Though the Redskins finished the 2008 season with a top-10 defense, one of the weaknesses of the defense was its inability to get to the quarterback, registering just 24 sacks last season (third lowest total in the NFL). Although he doesn’t come to the Redskins without baggage (e.g., his cleat to Cowboys center Andre Gurode’s face in 2006), the 6'6", 350-pound Haynesworth recorded a career-high 8.5 sacks and 22 quarterback pressures last season, numbers he could exceed with the talent surrounding him in Washington, most notably 2009 first-round draft pick Brian Orakpo, a pass-rushing linebacker/defensive end from the University of Texas.
Arizona Cardinals: Beanie Wells, Running Back (First-Round Draft Pick, Ohio State)
Wells gives the Cards’ running game, which ranked dead last in the NFL last season, a much-needed boost. Although the team’s fifth-round pick last year, Tim Hightower, performed admirably in the postseason, his 2.8 yards-per-carry average in the regular season certainly was a concern. Wells (6'1", 235) is a powerful back who can pick up tough yardage between the tackles and use his good speed to break off long touchdown runs.

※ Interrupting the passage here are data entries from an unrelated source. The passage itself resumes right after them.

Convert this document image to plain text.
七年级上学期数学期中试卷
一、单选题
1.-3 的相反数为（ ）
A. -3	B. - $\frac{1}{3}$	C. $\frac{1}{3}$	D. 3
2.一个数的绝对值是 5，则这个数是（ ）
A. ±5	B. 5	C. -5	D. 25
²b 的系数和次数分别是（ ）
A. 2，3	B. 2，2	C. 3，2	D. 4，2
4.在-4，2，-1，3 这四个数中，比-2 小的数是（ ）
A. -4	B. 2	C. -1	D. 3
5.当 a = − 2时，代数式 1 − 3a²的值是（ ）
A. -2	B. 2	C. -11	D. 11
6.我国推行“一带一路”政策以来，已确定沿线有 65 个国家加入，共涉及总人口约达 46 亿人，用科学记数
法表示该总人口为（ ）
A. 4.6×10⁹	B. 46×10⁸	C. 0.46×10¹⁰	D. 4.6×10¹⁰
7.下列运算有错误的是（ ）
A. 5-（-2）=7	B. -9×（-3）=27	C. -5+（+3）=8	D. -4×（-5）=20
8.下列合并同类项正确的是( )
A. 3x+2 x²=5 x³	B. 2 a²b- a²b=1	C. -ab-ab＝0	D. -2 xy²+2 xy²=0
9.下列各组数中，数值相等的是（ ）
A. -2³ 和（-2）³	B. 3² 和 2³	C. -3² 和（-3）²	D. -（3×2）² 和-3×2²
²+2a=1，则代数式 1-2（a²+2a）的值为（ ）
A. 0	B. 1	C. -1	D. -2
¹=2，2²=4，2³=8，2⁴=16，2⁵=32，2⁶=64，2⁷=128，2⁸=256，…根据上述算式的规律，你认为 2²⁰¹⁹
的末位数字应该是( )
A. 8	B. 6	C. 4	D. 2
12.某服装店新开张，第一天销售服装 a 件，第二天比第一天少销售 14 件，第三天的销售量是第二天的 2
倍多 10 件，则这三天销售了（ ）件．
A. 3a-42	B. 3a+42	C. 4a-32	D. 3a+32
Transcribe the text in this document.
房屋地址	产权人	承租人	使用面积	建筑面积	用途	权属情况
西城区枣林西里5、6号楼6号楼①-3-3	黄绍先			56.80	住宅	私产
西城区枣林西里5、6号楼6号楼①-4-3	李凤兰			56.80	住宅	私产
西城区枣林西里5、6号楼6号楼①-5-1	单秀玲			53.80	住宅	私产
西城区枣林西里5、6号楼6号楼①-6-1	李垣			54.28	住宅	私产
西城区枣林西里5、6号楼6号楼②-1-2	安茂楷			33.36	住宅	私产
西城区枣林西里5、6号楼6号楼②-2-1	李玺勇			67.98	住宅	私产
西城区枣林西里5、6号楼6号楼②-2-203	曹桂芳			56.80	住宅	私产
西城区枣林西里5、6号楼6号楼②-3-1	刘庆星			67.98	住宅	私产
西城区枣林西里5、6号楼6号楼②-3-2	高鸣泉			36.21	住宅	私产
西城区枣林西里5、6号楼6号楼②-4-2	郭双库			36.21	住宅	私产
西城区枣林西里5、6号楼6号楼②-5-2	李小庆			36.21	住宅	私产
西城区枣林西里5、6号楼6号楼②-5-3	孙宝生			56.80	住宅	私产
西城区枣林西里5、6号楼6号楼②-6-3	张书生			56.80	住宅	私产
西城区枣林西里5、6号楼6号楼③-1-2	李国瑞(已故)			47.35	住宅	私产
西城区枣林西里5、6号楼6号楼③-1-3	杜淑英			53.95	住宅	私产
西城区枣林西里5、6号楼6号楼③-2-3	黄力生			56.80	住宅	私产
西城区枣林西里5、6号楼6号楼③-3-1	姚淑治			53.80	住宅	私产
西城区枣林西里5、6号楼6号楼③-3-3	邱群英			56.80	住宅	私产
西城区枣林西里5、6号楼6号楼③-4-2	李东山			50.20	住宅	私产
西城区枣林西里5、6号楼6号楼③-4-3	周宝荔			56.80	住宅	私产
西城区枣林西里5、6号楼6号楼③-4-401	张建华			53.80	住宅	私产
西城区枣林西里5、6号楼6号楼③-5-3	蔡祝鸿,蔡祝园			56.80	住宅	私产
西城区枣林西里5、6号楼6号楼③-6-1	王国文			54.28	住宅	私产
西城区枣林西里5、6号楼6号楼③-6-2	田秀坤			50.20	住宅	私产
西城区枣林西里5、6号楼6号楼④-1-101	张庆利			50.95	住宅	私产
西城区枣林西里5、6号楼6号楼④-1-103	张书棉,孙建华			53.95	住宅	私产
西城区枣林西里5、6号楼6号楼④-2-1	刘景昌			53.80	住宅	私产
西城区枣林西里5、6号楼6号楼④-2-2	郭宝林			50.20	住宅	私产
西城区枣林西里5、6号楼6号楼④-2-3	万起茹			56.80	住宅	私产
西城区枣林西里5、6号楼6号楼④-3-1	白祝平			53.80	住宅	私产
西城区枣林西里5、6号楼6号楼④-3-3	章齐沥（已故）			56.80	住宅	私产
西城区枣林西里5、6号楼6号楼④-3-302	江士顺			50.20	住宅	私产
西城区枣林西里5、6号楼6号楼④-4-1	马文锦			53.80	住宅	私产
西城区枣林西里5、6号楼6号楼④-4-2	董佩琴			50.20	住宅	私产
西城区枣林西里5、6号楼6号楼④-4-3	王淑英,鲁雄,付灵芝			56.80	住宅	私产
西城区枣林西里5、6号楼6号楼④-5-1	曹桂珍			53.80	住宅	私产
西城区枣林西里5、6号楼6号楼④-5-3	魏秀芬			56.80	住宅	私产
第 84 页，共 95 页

San Francisco 49ers: Michael Crabtree, Wide Receiver (First-Round Draft Pick, Texas Tech)
Not expecting him to be available at the 10th spot, the Niners were elated to select Texas Tech’s Michael Crabtree, the consensus top wide receiver in the draft, with their first-round selection. Whoever wins the training-camp battle at quarterback, Shaun Hill or Alex Smith, will have two rising stars to throw the ball to in the regular season—Crabtree and the Niners’ 2008 sixth-round pick, Josh Morgan (Virginia Tech).
Crabtree already is penciled in as a starter and gives the San Francisco offense a sure-handed pass-catcher who can pick up big yardage after the catch, as the 6'2", 215-pound receiver possesses good elusiveness for a player of his physical dimensions.
Seattle Seahwaks: Ken Lucas, Cornerback (Free Agent, Carolina Panthers)
Considering Seattle’s lack of playmakers on offense, one might expect to see the team’s “big-name” free-agent signing in this slot, wide receiver T.J. Houshmandzadeh. While his inclusion certainly was considered, the Seahawks’ desperate need for help in the secondary, which ranked dead last in the NFL last season, yielding 259 yards per game and 25 touchdowns to its opponents, makes Lucas the team’s best offseason move.
Lucas, an eight-year veteran who spent his first four years in Seattle before leaving for Carolina, will lend a steady presence across the field from Pro Bowl cornerback Marcus Trufant, enabling defensive coordinator Casey Bradley to move young corners Kelly Jennings and Josh Wilson into roles as the team’s nickel and dime backs.
St. Louis Rams: Jason Smith, Offensive Tackle (First-Round Draft Pick, Baylor)
Though it was tempting to include the Rams’ biggest free-agent acquisition, center Jason Brown, here, the other Jason—Jason Smith—the second-overall pick in the 2009 NFL Draft, gets the nod, mainly because his job is to protect quarterback Marc Bulger’s blindside, one of the toughest tasks in football.
Last season, the Rams’ offensive line yielded 45 sacks to the opposition and mustered only 184 passing yards per game, numbers that will experience dramatic improvement in 2009 with Smith manning the left-tackle spot, where his athleticism and quickness as a pass-blocker will be readily apparent.